The Facebook post read: “Boxing Day, when the hunts emerge from their lairs and parade about in public, thinking we’re all SO HAPPY to see them.

"AAF (famous for our Boxing Day meet challenges) will be spending the next year ousting them from towns all over the country.

"Starting NOW and going on ALL YEAR. Don’t wait till next December – start today. We get one shot at collecting evidence. Don’t waste it.”

This comes after the cancellation of the Lewes Boxing Day Wheelbarrow Run.

The organisers wrote on social media: “It is with great sadness and anguish that we have to announce that we are cancelling The Lewes Boxing Day Wheelbarrow Run in aid of Foodbank

“We have been made aware of online threats from SDE hunting community stating that they intend to disrupt the event, this has been reported to Sussex Police.

"We have sent an open letter to SDE hunt asking them to please hold their event elsewhere and then a second open letter asking them to assure us they won't disrupt our event. To date we had no response.

“Because we cannot guarantee the safety of the public the runners the organisers or the mayor we have had no choice.

"Please still donate your items to Lewes Foodbank. We will make sure Lewes Foodbank don't miss out.”

This year’s parade had been in doubt after Southdown & Eridge Hunt’s request for a Boxing Day road closure in Lewes was refused in November. The group had applied for a closure on High Street Lewes (A2029 and A277) from the junction with Fisher Street to the junction with Nevill Road via St Anne’s Terrace, Western Road and Spital Road from 10.45am to 11.45am. But Lewes District Council had issued permission for a road closure for Action Against Foxhunting’s Community Foodbank Fundraiser and wheelbarrow race on Lewes High Street from 11am to 12pm on Boxing Day.
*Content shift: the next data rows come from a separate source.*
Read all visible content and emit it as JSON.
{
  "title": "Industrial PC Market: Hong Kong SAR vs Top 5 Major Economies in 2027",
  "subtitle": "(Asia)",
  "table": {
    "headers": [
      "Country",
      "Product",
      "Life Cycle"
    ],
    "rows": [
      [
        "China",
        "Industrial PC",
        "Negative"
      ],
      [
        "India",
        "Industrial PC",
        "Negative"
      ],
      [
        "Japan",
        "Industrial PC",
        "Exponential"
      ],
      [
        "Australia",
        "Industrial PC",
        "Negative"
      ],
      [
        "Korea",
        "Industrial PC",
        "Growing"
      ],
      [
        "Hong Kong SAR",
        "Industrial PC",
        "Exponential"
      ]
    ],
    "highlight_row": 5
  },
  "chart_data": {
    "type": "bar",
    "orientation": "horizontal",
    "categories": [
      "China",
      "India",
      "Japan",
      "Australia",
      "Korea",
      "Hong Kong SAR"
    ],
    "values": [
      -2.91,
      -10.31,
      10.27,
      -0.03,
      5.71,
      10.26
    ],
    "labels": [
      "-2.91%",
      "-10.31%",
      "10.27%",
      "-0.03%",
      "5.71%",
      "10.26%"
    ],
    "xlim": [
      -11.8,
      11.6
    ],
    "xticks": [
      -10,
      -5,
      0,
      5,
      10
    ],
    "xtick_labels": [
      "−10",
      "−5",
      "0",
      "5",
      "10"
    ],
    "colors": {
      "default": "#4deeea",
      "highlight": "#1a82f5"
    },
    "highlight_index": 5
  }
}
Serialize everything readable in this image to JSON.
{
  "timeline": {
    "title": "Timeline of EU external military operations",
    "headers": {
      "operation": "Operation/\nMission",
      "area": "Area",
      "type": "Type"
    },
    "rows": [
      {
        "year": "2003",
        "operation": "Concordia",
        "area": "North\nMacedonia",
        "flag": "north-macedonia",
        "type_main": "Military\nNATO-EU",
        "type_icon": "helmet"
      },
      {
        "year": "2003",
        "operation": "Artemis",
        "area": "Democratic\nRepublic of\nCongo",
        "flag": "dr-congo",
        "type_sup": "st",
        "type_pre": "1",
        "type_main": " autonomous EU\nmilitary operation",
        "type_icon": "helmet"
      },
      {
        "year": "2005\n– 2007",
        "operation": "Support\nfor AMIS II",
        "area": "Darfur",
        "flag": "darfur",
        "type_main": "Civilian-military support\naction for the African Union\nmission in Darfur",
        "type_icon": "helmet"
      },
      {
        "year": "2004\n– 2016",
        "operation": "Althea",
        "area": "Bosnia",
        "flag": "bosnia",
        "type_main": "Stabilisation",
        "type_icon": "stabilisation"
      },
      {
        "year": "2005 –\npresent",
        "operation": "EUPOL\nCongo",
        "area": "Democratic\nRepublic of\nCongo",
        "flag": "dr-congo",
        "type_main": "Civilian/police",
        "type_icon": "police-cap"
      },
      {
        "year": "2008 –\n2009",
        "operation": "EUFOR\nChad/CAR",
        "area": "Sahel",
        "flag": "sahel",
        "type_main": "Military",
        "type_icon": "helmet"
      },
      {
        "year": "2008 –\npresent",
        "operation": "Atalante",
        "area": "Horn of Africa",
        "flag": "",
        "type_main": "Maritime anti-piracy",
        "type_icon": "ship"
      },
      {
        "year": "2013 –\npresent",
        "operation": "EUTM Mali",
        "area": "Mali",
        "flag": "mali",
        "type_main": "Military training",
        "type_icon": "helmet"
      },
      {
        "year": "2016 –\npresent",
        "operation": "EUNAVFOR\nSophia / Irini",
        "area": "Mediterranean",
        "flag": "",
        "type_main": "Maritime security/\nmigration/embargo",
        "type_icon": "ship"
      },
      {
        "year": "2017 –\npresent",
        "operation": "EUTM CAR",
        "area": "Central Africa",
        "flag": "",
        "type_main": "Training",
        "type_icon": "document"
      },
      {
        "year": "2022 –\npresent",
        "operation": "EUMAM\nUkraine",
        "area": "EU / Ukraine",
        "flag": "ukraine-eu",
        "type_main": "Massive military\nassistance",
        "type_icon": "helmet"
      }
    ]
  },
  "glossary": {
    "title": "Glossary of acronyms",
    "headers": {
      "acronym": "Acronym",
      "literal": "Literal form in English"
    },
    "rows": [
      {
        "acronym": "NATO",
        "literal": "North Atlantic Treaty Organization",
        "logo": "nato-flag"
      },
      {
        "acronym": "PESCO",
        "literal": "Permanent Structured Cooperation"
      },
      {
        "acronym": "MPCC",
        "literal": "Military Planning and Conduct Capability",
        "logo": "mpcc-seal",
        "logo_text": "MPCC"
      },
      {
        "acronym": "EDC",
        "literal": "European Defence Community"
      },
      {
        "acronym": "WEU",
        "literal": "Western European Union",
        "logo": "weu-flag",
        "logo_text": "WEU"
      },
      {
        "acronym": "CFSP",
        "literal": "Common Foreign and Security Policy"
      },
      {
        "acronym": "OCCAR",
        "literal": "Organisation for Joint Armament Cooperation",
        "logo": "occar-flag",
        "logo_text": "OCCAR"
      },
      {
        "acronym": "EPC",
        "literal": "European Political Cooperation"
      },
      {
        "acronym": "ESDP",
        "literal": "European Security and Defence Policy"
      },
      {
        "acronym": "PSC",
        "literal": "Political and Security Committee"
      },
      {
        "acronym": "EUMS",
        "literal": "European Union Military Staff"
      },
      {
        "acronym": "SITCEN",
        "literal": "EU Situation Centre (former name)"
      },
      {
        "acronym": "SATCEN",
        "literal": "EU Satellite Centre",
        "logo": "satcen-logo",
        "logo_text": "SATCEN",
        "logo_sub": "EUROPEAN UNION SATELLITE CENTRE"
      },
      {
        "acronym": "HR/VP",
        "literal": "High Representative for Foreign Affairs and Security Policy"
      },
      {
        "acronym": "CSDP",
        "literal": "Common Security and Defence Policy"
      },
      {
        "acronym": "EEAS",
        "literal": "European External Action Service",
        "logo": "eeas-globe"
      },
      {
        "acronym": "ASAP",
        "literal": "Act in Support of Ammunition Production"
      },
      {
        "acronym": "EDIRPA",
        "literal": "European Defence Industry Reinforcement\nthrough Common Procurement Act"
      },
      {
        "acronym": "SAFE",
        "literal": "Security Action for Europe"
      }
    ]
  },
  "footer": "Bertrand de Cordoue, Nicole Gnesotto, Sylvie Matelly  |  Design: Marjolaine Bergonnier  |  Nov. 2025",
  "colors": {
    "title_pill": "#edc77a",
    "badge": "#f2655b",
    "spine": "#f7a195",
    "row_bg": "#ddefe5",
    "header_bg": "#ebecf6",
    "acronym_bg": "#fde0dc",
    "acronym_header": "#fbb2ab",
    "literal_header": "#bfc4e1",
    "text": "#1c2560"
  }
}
A council spokesperson said: “A second application from the organisers of the fundraiser for an earlier start for their event was declined. The Southdown and Eridge Hunt withdrew an application they had submitted for a 10 to 10.30am road closure.”

Polly Portwin, director of the Countryside Alliance’s Campaign for Hunting, said Boxing Day meets bring ‘thousands of people together from all walks of life’.

She said: “They are the highlight event for many living in often isolated communities. At a time when many high streets are struggling, meets inject energy and life and offer many local businesses, including pubs, cafes and shops, a much-needed economic boost at a crucial time of year. They are symbolic of the Great British countryside and an event that must be cherished and protected.”

The hunt was formed in 1981 by the amalgamation of the Southdown Hunt and the Eridge Hunt.

Southdown & Eridge Hunt said on its website that, since February 18, 2005, the group has ‘adapted to operate within the law and restrictions of the Hunting Act 2004’.

A spokesperson added: “[We have been] maintaining the tradition of a mounted and foot followers meet with hounds then hunting pre-laid artificial trails or lines, allowing followers to watch the hounds working. The hunt is also permitted to hunt rabbits, providing a valuable service to their landowners.

"During the course of each hunting day we combine activities to provide a varied and unpredictable day for our followers. The police are aware of our activities.”